I'm just going to write. I'm not sure what else to do. Tonight, while out with friends, right before going swimming with everyone, I checked my BS. 120, great. I was ready to take my Lantus. 22 units. I prime the pen and shoot into my leg. It was my Apidra. I am freaking out. FREAKING OUT. I usually take low amounts, maybe 1, 2 or 3 units with a meal. My carb ratio is 30:1. I try to stay active and manage decently. So as soon as I finish I look at the pen, and seriously freak out. I leave and don't say anything to anyone. I drive to the store and down 4 bottles of apple juice but know this won't be enough. I call my brother-in-law at 2 a.m. mind you, and explain to him (more like freak out) that I am scared. I don't want to go to the hospital. I ask him to bring me a shake (a mass builder with a couple hunderd grams of carbs) and that I will stay where I am. Well, by the time he gets there, I can't really hold down anymore liquid. I try to drink the shake but am becoming so nervous and shaky and I began to think I was going to get sick. I'm not sure how else to explain that sick pit in my stomach feeling; I thought I was going to die. He takes me to the hospital at this point. I'm scared, the nurse (a young kid of maybe 21) is freaked out, like seriously - the shaking freaked out not understanding me kind. The doctor's never even heard of Apidra. I'm losing it and my blood pressure is through the roof. Long story short, I ended up living. I'm home. I maintained. I suprisingly didn't go low. Ever. At the hospital, they tested over and over and finally after the hour mark, I declared I would be fine, along with the Doctor.

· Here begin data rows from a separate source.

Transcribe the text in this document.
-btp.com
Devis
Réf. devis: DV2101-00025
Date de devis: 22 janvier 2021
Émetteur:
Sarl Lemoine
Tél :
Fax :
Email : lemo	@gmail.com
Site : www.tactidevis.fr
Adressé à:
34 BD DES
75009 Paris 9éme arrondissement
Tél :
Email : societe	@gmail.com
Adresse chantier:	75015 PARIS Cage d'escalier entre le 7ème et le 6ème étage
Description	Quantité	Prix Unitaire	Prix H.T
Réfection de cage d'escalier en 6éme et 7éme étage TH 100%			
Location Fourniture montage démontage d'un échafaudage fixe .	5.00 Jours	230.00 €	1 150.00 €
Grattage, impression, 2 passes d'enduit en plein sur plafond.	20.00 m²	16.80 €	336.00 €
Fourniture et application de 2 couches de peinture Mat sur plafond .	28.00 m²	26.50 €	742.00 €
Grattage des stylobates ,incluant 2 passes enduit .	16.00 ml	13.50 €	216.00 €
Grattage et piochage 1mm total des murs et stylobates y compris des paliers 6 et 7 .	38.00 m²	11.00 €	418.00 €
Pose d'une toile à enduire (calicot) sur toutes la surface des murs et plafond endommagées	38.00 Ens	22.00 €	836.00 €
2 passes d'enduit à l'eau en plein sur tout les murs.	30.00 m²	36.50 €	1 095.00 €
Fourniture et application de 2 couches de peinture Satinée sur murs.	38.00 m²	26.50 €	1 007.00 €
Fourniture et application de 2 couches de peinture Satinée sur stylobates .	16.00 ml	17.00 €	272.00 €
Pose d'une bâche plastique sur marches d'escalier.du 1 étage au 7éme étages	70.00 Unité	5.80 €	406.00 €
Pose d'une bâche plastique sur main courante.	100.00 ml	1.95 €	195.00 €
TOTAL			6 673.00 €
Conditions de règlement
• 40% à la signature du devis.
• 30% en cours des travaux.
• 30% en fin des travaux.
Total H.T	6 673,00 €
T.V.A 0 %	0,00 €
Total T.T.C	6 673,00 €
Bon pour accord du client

Why did I freak out? I've never had that much medicine. How did I take in enough carbs? Will my friends understand this? Who leaves without saying anything? Really? I really am sick of this disease. I will be hitting one year this November. I have so much to live for, but I'm really frustrated right now.
I needed to vent this. There will most likely be typographical errors in this, but I am not re-reading or editing. POST.